Money-conscious children now hold their own purse strings when it comes to shopping – with a potential spending power of over £1.5 billion* a year.
Bristol youngsters could be the silver lining to the nation’s recession cloud as new research from TK Maxx reveals that the failing economy has actually helped parents in Bristol nurture a new generation of highly savvy, money conscious young shoppers.
Children of primary school age are now managing their own personal income with nearly half (49 per cent) spending, on average, around £365 a year on clothes alone, and those in Bristol are no exception.
But far from thoughtlessly splashing their cash, nearly two thirds (61 per cent) of 5-11 year olds in Bristol meticulously save up their pocket money and cash received from relatives for Christmas and birthdays, stocking up their piggy banks so they can support their personal purchases.
Born out of the recession these children have grown up with an eye for a deal, using knowledge and financial know-how garnered from their parents to ensure they spend their money wisely.
Most Bristol Mum’s and Dad’s (90 per cent) believe they have an obligation to the younger generation and the future economy to instil these values in their offspring.
It’s therefore no surprise 56 per cent of parents in Bristol agree their kids have a greater awareness of money than they did when they were young, with nearly two thirds (61 per cent) boasting that their children are exceptional bargain hunters.
According to the TK Maxx Young Shoppers study these good money morals are being put into practice by Bristol kids, as follows:
· Four in five (83 per cent) 5-11 year olds know how to spot a deal
· Over two-thirds (73 per cent) of children carefully check the price on labels before making a decision
· Two thirds of primary school kids (67 per cent) go as far as adding up the cost of their shopping trip
· 37 per cent of kids replace items with something cheaper if they go over budget
In response, Bristol kids are enjoying a newfound responsibility, independence and opportunity to shape their own style with over a quarter (27 per cent) as young as five being the key decision maker when buying their clothes.
As 92 per cent of parents prepare to hit the Bristol high street for the back to school shopping rush, more than four in five (90 per cent) will use the opportunity to teach their children basic numeracy skills, asking them to add up and subtract the cost of their purchases and work out discounts.
Parents in Bristol also use shopping trips to instil appreciation and good spending habits in their young ones by:
· Communicating that some item(s) are too expensive (88 per cent)
· Teaching their kids to appreciate what they’ve been bought by saying ‘thank you’ (75 per cent)
· Telling them the price of items before buying them (71 per cent)
· Ensuring their kids earn their purchases through carrying out chores (41 per cent)
· Limiting their child to a number of items per shopping trip (25 per cent)
Two-thirds of all parents agreed Bristol Mums are responsible for this change in financial attitudes, teaching their children the value of money (59 per cent) compared to nearly a third (31 per cent) who put the same level of trust in Dads.

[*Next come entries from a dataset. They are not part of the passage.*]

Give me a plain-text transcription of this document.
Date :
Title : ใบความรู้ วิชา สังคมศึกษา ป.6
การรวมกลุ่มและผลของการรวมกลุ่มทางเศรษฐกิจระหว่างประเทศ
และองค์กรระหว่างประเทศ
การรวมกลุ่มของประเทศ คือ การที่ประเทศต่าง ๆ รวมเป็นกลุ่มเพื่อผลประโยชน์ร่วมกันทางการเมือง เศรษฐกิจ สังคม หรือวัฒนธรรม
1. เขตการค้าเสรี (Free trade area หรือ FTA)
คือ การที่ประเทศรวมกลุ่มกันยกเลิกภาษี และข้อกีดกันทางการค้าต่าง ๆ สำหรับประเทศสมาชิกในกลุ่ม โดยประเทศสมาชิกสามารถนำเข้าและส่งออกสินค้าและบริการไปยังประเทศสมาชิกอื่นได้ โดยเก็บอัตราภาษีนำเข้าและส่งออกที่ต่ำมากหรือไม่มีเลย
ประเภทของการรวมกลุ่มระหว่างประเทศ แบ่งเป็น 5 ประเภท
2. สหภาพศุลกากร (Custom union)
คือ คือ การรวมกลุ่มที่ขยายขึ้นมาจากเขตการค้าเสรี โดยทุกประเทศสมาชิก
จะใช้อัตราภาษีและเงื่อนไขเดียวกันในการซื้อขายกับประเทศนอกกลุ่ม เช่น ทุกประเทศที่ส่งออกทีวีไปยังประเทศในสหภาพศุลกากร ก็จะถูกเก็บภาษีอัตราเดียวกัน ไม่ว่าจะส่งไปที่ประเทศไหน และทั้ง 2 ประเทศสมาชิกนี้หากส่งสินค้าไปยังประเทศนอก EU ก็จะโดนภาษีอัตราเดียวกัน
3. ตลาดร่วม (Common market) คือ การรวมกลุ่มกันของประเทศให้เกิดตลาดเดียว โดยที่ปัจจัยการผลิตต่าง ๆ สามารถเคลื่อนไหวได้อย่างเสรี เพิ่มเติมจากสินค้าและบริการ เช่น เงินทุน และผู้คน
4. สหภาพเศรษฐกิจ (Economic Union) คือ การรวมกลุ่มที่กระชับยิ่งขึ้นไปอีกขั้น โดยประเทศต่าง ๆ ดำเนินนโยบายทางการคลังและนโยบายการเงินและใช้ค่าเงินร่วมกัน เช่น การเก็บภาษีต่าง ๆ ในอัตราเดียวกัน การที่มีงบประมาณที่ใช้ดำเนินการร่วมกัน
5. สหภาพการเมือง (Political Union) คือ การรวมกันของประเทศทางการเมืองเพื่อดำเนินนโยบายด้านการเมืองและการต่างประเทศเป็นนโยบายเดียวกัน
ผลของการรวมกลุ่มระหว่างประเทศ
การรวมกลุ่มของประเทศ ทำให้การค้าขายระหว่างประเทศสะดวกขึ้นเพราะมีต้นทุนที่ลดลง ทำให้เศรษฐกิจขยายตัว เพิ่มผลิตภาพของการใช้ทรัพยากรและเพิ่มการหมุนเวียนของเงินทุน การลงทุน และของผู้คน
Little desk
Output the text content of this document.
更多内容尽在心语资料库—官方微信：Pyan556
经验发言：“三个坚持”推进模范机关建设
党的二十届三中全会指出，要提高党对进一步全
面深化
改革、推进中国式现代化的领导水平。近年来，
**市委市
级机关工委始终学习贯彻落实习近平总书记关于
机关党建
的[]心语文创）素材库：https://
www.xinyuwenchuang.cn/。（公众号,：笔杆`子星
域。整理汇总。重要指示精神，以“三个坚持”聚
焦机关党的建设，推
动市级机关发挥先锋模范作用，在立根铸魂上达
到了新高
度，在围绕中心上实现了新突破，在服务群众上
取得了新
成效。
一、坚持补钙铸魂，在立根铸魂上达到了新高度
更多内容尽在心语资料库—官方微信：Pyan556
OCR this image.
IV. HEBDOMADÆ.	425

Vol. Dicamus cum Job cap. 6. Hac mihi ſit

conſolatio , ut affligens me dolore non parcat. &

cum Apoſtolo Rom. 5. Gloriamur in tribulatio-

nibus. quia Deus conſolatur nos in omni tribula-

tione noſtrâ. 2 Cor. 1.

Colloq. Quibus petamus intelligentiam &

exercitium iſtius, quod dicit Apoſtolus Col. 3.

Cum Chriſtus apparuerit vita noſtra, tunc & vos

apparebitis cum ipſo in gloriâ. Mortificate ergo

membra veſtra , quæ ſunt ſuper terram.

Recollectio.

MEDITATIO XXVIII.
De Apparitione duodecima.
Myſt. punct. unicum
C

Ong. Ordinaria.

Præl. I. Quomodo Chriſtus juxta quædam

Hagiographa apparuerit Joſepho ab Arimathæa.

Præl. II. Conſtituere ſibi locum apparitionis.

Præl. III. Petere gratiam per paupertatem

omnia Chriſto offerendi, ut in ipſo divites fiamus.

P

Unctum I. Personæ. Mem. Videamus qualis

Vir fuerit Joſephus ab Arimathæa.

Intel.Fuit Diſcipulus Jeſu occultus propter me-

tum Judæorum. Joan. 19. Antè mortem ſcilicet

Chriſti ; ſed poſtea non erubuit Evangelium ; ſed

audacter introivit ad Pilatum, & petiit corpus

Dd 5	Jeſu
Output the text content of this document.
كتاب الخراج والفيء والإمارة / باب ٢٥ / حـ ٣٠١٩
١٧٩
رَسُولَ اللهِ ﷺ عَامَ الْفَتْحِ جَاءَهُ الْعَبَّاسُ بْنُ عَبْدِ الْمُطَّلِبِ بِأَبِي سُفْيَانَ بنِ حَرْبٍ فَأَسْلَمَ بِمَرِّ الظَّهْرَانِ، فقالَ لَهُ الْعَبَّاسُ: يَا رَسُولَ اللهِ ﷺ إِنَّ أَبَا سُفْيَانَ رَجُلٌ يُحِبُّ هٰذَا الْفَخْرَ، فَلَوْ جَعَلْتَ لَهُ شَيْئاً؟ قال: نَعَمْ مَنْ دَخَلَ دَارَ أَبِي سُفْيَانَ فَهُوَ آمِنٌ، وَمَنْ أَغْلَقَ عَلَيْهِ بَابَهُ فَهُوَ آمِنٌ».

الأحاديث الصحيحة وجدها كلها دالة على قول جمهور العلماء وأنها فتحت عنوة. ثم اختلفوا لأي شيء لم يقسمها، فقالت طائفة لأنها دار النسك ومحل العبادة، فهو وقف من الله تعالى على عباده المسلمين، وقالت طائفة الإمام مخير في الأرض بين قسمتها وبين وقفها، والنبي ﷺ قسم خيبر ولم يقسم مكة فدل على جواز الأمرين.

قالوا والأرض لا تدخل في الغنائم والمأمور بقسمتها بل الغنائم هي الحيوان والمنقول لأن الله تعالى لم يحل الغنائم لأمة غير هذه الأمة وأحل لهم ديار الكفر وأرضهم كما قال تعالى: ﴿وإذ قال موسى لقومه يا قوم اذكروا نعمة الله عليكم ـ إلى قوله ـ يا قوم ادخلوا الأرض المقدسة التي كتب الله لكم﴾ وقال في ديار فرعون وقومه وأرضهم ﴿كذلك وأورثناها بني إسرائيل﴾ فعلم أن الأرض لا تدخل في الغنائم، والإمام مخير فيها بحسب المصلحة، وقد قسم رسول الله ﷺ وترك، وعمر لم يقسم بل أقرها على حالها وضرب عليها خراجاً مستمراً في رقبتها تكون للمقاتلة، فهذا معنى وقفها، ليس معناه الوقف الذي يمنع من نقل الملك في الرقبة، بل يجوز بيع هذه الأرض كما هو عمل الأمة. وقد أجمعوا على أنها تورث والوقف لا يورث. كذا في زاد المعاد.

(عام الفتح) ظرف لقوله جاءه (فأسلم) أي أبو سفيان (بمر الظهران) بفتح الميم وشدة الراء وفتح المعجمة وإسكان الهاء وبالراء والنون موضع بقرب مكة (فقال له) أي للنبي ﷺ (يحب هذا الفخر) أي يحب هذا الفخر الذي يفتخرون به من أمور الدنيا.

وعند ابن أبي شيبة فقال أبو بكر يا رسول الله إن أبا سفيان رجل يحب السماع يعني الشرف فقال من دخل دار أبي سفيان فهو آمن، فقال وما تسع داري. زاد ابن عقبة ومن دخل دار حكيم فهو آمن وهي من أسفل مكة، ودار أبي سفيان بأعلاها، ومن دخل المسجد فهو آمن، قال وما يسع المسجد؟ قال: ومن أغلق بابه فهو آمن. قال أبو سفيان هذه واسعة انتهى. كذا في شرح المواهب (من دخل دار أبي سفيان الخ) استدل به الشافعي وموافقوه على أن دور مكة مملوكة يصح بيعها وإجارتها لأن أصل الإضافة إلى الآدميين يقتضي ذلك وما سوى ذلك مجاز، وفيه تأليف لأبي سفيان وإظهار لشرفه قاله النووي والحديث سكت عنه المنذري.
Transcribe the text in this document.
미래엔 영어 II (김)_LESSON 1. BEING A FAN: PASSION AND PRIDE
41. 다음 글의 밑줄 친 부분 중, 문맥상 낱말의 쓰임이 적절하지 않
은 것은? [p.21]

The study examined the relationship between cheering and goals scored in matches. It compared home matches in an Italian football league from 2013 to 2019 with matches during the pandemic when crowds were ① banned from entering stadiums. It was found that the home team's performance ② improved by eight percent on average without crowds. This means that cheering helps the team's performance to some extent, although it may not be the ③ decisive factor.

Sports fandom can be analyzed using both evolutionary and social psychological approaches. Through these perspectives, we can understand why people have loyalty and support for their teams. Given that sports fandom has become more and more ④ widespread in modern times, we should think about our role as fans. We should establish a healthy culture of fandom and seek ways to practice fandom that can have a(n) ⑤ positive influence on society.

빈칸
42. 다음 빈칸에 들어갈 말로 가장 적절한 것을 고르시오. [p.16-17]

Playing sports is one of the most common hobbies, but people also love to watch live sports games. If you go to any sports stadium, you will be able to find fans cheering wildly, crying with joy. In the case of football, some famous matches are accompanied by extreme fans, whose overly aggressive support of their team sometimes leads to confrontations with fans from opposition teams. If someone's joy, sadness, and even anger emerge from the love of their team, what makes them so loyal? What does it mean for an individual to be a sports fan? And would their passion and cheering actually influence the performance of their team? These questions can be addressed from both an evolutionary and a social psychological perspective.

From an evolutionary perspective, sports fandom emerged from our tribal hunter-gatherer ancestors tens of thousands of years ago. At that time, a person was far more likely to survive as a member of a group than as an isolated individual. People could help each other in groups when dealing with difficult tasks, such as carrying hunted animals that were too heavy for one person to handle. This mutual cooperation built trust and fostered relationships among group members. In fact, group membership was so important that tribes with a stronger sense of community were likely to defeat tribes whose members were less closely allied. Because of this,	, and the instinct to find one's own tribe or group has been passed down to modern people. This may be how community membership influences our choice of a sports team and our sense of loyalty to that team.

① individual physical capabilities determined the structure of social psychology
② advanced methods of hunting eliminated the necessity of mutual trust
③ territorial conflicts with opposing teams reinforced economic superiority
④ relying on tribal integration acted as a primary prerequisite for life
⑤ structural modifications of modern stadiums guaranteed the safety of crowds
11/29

In a live experiment conducted at TK Maxx stores, children revealed their savvy shopper credentials – repeatedly seeking out the best and most attractive fashion deals to ensure they got more bang for their buck. The focus group supported research findings that just over half (55 per cent) of Bristol children like to spend their money on t-shirts and accessories (61 per cent).
Mrs Moneypenny, presenter of Channel 4’s SuperScrimpers, who hosted the experiment said, “Given the current economic climate it is refreshing to see that parents are instilling such good money values in their children, from as early as five years old. The tactics used to teach kids bargain hunting techniques makes learning and shopping fun whilst ensuring they get more for their money, making any budget go a long way.”
A TK Maxx spokesperson, said: “It’s interesting that no matter what age we are, as a nation we have developed a far more sophisticated and savvy approach to shopping. Not only are the younger generation of Bristol confident in establishing their own style, the research also shows they have a role in helping shape our future economy whilst learning how to save and manage their money from an early age.”